You can now easily access basic statistics about a Pathway table. Those numbers will evolve with the table, making sure your MCP client works on fresh data!

Exposing Pathway Document Store

Document indexing is crucial in Retrieval-Augmented Generation (RAG) and agentic pipelines because it organizes information in a way that makes it quickly searchable and retrievable. In RAG, efficient indexing allows models to pull relevant information swiftly, improving the accuracy and relevance of generated responses.
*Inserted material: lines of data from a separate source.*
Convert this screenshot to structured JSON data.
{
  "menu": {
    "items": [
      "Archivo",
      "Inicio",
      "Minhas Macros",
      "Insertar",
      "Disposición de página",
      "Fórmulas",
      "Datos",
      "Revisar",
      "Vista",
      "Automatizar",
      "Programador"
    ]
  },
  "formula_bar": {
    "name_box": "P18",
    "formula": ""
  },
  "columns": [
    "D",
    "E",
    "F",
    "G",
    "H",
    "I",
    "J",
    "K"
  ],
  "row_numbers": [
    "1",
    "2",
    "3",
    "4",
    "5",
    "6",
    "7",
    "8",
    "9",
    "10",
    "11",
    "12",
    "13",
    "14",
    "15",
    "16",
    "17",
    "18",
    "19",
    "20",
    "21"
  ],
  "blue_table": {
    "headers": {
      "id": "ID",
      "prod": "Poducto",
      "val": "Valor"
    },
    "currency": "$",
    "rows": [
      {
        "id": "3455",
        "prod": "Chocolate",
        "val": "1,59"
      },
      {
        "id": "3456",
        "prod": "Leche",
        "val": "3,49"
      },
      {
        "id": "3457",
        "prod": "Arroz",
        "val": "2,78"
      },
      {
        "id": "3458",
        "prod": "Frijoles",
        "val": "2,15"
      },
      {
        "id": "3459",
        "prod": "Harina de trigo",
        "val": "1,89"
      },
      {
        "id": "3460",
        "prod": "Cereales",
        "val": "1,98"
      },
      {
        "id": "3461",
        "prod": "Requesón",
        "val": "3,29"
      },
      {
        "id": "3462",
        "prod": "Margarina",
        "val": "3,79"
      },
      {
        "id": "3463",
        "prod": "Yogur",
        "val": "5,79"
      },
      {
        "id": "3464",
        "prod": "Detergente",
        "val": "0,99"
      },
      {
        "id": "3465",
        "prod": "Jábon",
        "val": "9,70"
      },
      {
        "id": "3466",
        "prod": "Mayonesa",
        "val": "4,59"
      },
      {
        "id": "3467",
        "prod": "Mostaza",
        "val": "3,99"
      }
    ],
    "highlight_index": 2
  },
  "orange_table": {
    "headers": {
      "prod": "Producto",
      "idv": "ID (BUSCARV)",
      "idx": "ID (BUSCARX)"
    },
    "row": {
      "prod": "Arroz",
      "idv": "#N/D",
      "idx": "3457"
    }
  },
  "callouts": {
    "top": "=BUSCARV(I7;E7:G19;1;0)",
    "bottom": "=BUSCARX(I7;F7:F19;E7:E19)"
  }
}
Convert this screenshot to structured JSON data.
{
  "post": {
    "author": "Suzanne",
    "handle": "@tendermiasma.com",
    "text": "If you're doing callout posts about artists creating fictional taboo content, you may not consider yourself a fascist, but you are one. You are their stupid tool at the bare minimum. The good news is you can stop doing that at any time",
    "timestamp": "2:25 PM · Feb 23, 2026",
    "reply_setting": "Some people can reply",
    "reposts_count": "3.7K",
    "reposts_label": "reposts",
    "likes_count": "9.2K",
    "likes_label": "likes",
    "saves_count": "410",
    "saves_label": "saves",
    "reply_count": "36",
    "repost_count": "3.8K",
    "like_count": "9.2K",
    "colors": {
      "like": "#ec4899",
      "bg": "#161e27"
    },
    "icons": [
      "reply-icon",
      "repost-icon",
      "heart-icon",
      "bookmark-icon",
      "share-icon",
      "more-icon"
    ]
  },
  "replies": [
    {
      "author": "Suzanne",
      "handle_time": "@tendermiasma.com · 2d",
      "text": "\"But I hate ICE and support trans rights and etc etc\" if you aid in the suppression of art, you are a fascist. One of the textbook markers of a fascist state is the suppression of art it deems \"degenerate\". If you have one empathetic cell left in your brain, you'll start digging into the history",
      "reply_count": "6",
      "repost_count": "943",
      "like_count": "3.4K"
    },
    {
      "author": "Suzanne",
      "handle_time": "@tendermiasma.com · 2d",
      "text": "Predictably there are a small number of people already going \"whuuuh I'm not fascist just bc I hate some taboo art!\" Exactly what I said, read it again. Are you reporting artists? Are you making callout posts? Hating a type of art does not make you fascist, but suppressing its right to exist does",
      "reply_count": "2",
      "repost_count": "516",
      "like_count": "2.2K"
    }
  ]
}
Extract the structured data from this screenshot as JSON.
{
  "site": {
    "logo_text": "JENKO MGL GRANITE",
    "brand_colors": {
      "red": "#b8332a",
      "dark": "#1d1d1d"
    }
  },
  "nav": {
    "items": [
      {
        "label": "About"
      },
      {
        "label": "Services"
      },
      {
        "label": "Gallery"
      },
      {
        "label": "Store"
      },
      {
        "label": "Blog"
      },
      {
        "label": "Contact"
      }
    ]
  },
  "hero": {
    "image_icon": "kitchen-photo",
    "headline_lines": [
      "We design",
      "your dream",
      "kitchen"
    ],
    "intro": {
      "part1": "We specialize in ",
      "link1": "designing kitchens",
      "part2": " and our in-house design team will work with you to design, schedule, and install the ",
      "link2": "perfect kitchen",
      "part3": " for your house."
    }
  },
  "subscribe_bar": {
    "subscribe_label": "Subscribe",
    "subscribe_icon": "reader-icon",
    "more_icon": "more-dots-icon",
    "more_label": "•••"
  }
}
The Pathway MCP Server allows you to expose its document store to MCP clients. This setup allows various applications and agents to access a real-time index. By doing so, it ensures that any client connected to the MCP server can efficiently retrieve and use the indexed information, making sure your AI application works on accurate and up-to-date data.

Pathway DocumentStore inherits from McpServable and passed directly to PathwayMcp.

YAML Template

You can add the Document Store directly in a YAML app:

mcp_http: !pw.xpacks.llm.mcp_server.PathwayMcp
  name: "Streamable MCP Server"
  transport: "streamable-http"
  host: "localhost"
  port: 8068
  serve:
    - $document_store

Here is a complete example:

$sources:
  - !pw.io.fs.read
    path: data
    format: binary
    with_metadata: true

$embedder: !pw.xpacks.llm.embedders.OpenAIEmbedder
  model: "text-embedding-ada-002"
  cache_strategy: !pw.udfs.DefaultCache {}

$splitter: !pw.xpacks.llm.splitters.TokenCountSplitter
  min_tokens: 250
  max_tokens: 600

$parser: !pw.xpacks.llm.parsers.DoclingParser {}

$knn_index: !pw.stdlib.indexing.BruteForceKnnFactory
  reserved_space: 1000
  embedder: $embedder
  metric: !pw.engine.BruteForceKnnMetricKind.COS

$bm25_index: !pw.stdlib.indexing.TantivyBM25Factory {}

$retriever_factory: !pw.stdlib.indexing.HybridIndexFactory
  retriever_factories:
    - $knn_index
    - $bm25_index

$document_store: !pw.xpacks.llm.document_store.DocumentStore
  docs: $sources
  parser: $parser
  splitter: $splitter
  retriever_factory: $retriever_factory


# Streamable MCP server, can be proxied
mcp_http: !pw.xpacks.llm.mcp_server.PathwayMcp
  name: "Streamable MCP Server"
  transport: "streamable-http"
  host: "localhost"
  port: 8068
  serve:
    - $document_store

Conclusion

Pathway's MCP Server provides real-time data and context to your AI applications. It connects AI models to various data sources, improving their ability to deliver accurate and timely information. This tool is valuable for applications needing up-to-date data and efficient processing. As real-time data becomes more important, tools like Pathway's MCP Server will be essential for effective data handling and decision-making.